The plight of nursing home residents and staff during the COVID-19 pandemic will be in the spotlight Wednesday when experts testify at a House subcommittee hearing about its devastating effects and offer suggestions for better conditions in the future. 

The event will be livestreamed on YouTube and the website of the  Select Subcommittee on the Coronavirus.

The hearing is a chance to advocate for change to improve the lives of SNF staff and residents, witness Alice Bonner PhD, RN, FAAN, told McKnight’s Long-Term Care News Monday.

“Hopefully we’ll have the opportunity to address empowering CNAs, empowering nurses, direct care teams, recognizing conditions under which people are working,” said the senior advisor for aging at the Institute for Healthcare Improvement and the chair of the Moving Forward Nursing Home Quality Coalition.

The hearing will remind the public of the more than 200,000 staff and residents of long-term care facilities who have died from the coronavirus since the pandemic began. Despite vaccines and treatments that have stemmed the brutal tide for everyone, SNF staff and residents are still at higher risk than others. Adding to the concerns, only 43% of staff and 57% of residents are up to date on their vaccines.

Systemic, staffing changes sought

Bonner will emphasize the sector can avoid future staffing shortages by making the field more attractive to job candidates.

“The reimbursement issues, the compensation issue, but also how can we build a model of care delivery that better supports teams, that makes people want to go into this line of work?” she said.

“We need a model of care that when people are sitting in classes in high school or right after that, that they think, ‘This could be a career for me, not just a job,’ and we’re not there yet. This needs to be front and center and I think we can do it, but we need Congress to take that on as something they make a priority and work with us.”

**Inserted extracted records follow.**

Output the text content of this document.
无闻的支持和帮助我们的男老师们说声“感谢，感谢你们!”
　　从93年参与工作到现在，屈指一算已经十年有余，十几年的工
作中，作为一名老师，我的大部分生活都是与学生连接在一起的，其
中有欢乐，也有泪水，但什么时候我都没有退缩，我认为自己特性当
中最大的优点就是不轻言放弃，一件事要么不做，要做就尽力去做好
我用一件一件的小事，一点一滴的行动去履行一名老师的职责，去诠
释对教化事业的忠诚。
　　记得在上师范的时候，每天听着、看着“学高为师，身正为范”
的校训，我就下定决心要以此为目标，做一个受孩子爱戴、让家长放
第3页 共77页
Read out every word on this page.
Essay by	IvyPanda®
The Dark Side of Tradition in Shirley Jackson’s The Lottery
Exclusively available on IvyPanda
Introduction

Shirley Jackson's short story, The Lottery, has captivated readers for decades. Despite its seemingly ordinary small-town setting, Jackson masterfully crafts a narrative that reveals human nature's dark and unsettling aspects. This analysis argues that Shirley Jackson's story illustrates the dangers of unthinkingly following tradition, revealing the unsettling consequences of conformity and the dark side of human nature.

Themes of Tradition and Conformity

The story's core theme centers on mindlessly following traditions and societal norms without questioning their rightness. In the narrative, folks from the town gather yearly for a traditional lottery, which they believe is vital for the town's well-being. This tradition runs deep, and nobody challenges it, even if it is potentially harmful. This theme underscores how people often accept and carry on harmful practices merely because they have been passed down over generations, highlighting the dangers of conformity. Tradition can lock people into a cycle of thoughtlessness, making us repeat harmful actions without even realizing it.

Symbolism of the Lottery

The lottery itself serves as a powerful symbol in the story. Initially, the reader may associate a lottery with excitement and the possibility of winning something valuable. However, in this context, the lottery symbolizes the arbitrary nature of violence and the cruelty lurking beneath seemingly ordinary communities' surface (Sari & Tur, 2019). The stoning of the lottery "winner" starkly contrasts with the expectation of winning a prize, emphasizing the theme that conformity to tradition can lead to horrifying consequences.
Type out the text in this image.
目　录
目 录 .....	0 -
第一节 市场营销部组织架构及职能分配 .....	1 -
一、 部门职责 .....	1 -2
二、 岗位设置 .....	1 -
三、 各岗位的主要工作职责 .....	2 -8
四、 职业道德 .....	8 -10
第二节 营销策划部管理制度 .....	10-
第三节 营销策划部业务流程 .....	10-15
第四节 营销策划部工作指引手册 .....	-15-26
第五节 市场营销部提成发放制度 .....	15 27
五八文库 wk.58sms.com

David C. Grabowski, PhD, professor of health care policy, Harvard Medical School; Adelina Ramos, Certified Nursing Assistant and 1199NE member, from Greenville, RI; and Jasmine Travers, AGPCNP-BC CCRN PhD RN, assistant professor of nursing, NYU Rory Meyers College of Nursing, will join Bonner as witnesses before the subcommittee.

Hitting an elusive target

Bonner said quick research on the subcommittee’s members showed some healthcare experience, but nothing pertaining to nursing homes was apparent. 

“We’re going into this wanting to meet them where they are,” she said. “We can speak to them in whatever ways needed. What do they already know and what questions will they ask us.?

“We’re prepared to talk to them about staffing shortages, turnover, reimbursement rates, ownership and transparency, and some legislation that’s currently being discussed in Congress. What’s really important to us is that we establish an ongoing dialogue and that this is not a one-off conversation but the first of many.”